The University of Melbourne
School of Computing and Information Systems COMP10002 Foundations of Algorithms Semester 1, 2019
Assignment 1
Due: 4pm Friday 3rd May 2019
1 Learning Outcomes
In this assignment, you will demonstrate your understanding of arrays, pointers, input processing, and functions. You will also extend your skills in terms of code reading, program design, testing, and debugging.
2 The Story…
Social networks such as Facebook and Twitter have become part of our daily lives. They generate large volumes of contents such as user posts, which describe people’s activities, thoughts, feelings, and more. Var- ious individuals and organisations are harvesting and analysing social network data for business, research, and political decision support. For example, the current generation of trading robots (trading software) are reading tweets to make trading decisions.1,2
While social network contents contain rich information, to make use of such contents is non-trivial. Particu- larly, such contents are often noisy and do not follow lexical and grammatical rules rigorously (for example, “Just had 1st foa lecture, algrthms r awesome!!! #FOA”). They cannot be handled directly by tra- ditional text analytical tools that were developed based on well written documents such Wall Street Journal articles. The first step towards utilising social network contents is to clean up such noisy data. In this assignment, you will learn basic principles in text data cleansing and write a program to cleanse a list of Twitter user posts, a.k.a. tweets.
3 Your Task
You will be given an input that consists of multiple lines. Each line contains a tweet with at least 1 and at most 280 characters (at least 1 of the characters is an English letter or a digit). There are at least 1 and at most 100 lines. A sample input with ten tweets is shown below.
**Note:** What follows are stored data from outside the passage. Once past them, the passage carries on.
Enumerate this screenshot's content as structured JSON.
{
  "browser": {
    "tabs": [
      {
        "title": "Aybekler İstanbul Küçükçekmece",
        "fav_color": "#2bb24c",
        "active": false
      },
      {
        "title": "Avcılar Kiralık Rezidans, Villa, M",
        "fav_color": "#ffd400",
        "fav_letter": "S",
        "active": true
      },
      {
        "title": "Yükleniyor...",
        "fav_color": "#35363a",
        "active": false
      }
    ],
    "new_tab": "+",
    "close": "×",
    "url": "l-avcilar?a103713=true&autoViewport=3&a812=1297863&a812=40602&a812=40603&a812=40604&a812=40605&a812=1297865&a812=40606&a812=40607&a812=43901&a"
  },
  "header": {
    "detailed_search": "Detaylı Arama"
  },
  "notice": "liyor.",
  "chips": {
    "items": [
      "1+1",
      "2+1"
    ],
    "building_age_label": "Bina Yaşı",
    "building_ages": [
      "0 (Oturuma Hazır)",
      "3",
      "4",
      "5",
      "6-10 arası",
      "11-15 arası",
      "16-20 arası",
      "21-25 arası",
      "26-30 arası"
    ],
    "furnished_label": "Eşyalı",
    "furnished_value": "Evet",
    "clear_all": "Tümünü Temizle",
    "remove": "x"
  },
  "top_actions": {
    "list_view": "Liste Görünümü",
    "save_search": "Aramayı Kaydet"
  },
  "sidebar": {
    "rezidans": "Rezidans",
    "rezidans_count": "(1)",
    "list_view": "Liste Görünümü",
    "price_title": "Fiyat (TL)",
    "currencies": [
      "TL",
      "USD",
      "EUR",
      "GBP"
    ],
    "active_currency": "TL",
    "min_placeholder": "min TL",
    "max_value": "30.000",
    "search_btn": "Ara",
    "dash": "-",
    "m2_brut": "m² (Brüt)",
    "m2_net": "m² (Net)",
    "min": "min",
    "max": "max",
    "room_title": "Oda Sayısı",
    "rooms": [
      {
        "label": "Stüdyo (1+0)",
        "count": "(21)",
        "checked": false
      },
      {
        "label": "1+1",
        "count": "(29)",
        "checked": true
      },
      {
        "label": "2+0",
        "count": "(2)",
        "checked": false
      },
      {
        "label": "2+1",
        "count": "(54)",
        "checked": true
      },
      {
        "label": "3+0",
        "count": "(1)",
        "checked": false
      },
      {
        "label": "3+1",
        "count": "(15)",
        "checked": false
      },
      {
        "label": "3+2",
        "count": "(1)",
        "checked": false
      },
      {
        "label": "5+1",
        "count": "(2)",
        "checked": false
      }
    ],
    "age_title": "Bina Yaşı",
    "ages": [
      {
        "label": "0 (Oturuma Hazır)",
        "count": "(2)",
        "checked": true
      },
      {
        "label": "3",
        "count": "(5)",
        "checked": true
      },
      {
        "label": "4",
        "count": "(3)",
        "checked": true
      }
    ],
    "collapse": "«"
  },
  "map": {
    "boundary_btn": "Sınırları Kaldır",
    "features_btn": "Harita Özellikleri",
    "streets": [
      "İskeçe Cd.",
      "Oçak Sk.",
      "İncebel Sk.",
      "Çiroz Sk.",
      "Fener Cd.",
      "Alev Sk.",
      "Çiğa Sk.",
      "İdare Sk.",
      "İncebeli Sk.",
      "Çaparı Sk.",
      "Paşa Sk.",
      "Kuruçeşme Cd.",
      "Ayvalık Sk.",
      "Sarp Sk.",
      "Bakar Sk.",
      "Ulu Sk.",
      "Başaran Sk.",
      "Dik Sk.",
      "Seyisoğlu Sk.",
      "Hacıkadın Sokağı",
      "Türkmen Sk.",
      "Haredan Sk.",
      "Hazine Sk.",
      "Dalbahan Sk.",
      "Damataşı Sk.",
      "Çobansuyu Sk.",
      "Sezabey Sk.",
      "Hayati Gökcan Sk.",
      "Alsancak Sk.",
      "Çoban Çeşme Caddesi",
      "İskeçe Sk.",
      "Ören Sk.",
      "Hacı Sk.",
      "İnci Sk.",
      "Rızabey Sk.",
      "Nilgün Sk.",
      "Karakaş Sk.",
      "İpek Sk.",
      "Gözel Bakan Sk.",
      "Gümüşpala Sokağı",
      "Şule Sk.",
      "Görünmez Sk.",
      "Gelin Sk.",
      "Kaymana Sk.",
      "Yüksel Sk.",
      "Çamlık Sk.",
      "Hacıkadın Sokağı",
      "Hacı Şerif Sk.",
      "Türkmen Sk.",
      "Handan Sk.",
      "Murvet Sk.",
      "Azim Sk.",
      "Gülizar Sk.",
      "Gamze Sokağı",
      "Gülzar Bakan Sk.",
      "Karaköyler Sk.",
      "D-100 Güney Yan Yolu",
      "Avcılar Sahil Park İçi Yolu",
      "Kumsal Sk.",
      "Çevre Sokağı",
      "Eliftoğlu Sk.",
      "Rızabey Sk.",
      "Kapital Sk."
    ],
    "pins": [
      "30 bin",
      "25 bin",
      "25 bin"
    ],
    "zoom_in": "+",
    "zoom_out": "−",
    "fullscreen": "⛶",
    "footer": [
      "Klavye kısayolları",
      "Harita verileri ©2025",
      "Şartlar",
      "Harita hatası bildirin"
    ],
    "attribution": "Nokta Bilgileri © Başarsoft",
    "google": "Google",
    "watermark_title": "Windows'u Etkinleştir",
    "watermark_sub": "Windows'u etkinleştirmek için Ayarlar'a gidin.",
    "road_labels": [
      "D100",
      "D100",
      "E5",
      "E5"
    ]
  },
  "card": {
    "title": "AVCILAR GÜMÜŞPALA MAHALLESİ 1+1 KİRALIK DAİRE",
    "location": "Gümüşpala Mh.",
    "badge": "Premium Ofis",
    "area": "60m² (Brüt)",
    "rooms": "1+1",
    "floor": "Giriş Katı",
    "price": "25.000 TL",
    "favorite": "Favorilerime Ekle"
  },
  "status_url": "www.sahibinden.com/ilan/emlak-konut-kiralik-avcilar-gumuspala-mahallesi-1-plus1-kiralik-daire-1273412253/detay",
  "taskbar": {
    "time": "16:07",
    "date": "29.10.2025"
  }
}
Just*had*1st*foa*lecture,*algrthms*r*awesome!!!*#FOA
^_^*assignment1*is*fun!
Ultimate*Answer*to*Life,*Universe,*Everything*.*.*.*#42
handball,*handball,*handball
Knowledge*Is*Power,*France*Is*Bacon.
Love*this*CUTE*cat!*https://anonymisedURL
***A*sample*tweet***
#YET*:)*#Another*#sample!&(&(!*Tweet
@#&**@comp10002***#2019**#assignment1*^_^***is*@FUN***)*)
Handball*Handball
Note that we have replaced all whitespaces (‘ ’) with asterisks (‘*’) to simplify the debugging and testing process. There will not be any whitespaces in the input data.
1 https://www.cnbc.com/id/100666302
2 https://slate.com/business/2015/04/bot- makes- 2- 4- million- reading- the- web- meet- the- guy- it- cost- a- fortune. html
1
You will be given a skeleton code file named assmt1.c for this assignment on the LMS. The skeleton code file contains a main function that has been completed already. There are a few other functions which are incomplete. You need to add code into them for the following tasks (Stage 5 is for a challenge and is optional). Note that you should not change the main function, but you are free to modify any other parts of the skeleton code (including adding more functions).
3.1 Stage 1: Reading the First Tweet (Up to 3 Marks)
Your first task is to understand the skeleton code. Note the use of the type tweet_t in the skeleton code, which is essentially a char type array. Each tweet_t variable stores the content of a tweet.
You need to add code to the stage_one function to call the read_one_tweet function to read the first tweet. Here, the read_one_tweet function is already given to you. The stage_one function then calls the tweet_tolower function to convert all uppercase letters in the first tweet into lowercase letters. The tweet_tolower function is empty and you need to add code to complete it as well. Converting all words into their lowercase forms helps word frequency counting in real systems, for example, “foa” and “FOA” both refer to our subject.
The output for this stage given the above sample input should be (where “mac:” is the command prompt).
mac: ./assmt1 < test0.txt
Stage 1
==========
just*had*1st*foa*lecture,*algrthms*r*awesome!!!*#foa
As this example illustrates, the best way to get data into your program is to edit it in a text file (with a “.txt” extension, jEdit can do this), and then execute your program from the command line, feeding the data in via input redirection (using <). In the program, we will still use the standard input functions such as getchar() to read the data fed in from the text file. Our auto-testing system will feed input data into your submissions in this way as well. To simplify the assessment, your program should not print anything except for the data requested to be output (as shown in the output example).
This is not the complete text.